Because of the company's location, he wrote, "there are no lengthy export
control procedures we need to follow, nor is there a risk of export permission
being denied."
AMES
business documents show that there were even special bonuses for employees of
"four percent of the margin earned" if they made lucrative deals with
three "high-risk" countries: Iraq, Afghanistan or Libya. Another document
notes that "no corporate tax, no social security contributions" must
be paid in the United Arab Emirates, and that there would be "no more
problems with the press."
Indeed,
the mere thought of critical journalists was apparently enough to reduce Salies
to a panic. If the press found out about the Predator contract with Egypt,
"we're dead," the Frenchman said in June 2021. Ironically, that
conversation was intercepted by the French federal police force.
In the
end, it was Salies' loyal clients from the French security agencies who beat
him at his own game. And this despite the fact that he and his people had
always made every effort to cultivate the best contacts in Paris.
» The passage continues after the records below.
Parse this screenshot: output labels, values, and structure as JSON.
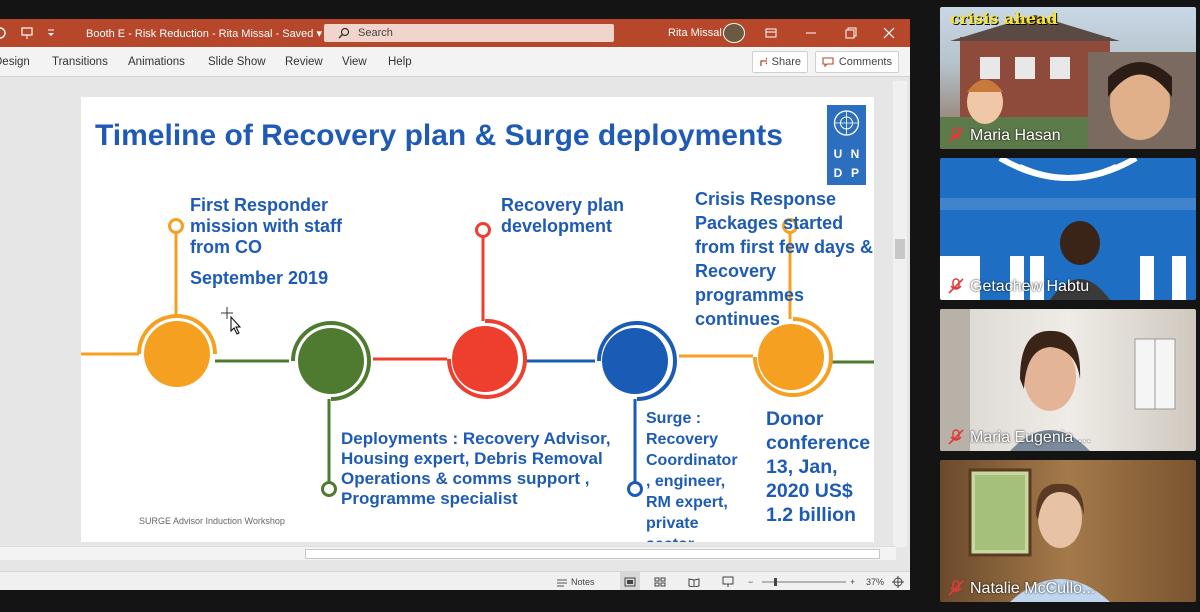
{
  "ppt": {
    "doc_title": "Booth E - Risk Reduction - Rita Missal  -  Saved  ▾",
    "search_placeholder": "Search",
    "user_name": "Rita Missal",
    "tabs": [
      "Design",
      "Transitions",
      "Animations",
      "Slide Show",
      "Review",
      "View",
      "Help"
    ],
    "share_label": "Share",
    "comments_label": "Comments",
    "notes_label": "Notes",
    "zoom": "37%"
  },
  "slide": {
    "title": "Timeline of Recovery plan & Surge deployments",
    "logo_letters": [
      "U",
      "N",
      "D",
      "P"
    ],
    "p1_text": "First Responder mission with staff from CO",
    "p1_date": "September 2019",
    "p2_text": "Deployments : Recovery Advisor, Housing expert, Debris Removal  Operations & comms support , Programme specialist",
    "p3_text": "Recovery plan development",
    "p4_text": "Surge : Recovery Coordinator , engineer, RM expert, private sector",
    "p5_text": "Crisis Response Packages started from first few days & Recovery programmes continues",
    "p6_text": "Donor conference 13, Jan, 2020 US$ 1.2 billion",
    "footer": "SURGE Advisor Induction Workshop",
    "colors": {
      "orange": "#f6a022",
      "green": "#4e7b30",
      "red": "#ee3e2e",
      "blue": "#1a5bb5",
      "title": "#1f5bb4"
    }
  },
  "participants": [
    {
      "name": "Maria Hasan",
      "overlay_text": "crisis ahead"
    },
    {
      "name": "Getachew Habtu"
    },
    {
      "name": "Maria Eugenia ..."
    },
    {
      "name": "Natalie McCullo..."
    }
  ]
}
Those efforts
even reached as far as President Emmanuel Macron, the documents show.
The Best
Relationships: Why No One Stopped Intellexa from Distributing Spyware
Handwritten
notes from a senior staff member suggest that Nexa had a meeting scheduled with
Élysée Palace in April 2018. President Macron, his former security adviser
Alexandre Benalla and a high-ranking general are listed as participants, with
their phone numbers noted as well.
Perhaps
the appointment helps to explain why Salies and his closest associates were
able to trade in the most controversial of surveillance technologies for so
long and why the Plath Group did business with him. Salies had direct access to
the very highest circles and extremely lucrative orders.
A
document from January 2021 lists no fewer than 18 deals being sought with the
French military, the French foreign intelligence service and various Paris
ministries, with a total value of around 10 million euros.
But it
doesn't stop there. Macron's former security adviser Benalla, who had to leave
Élysee Palace in the summer of 2018 following several scandals, then became
self-employed as an "international adviser" and lent support to Nexa.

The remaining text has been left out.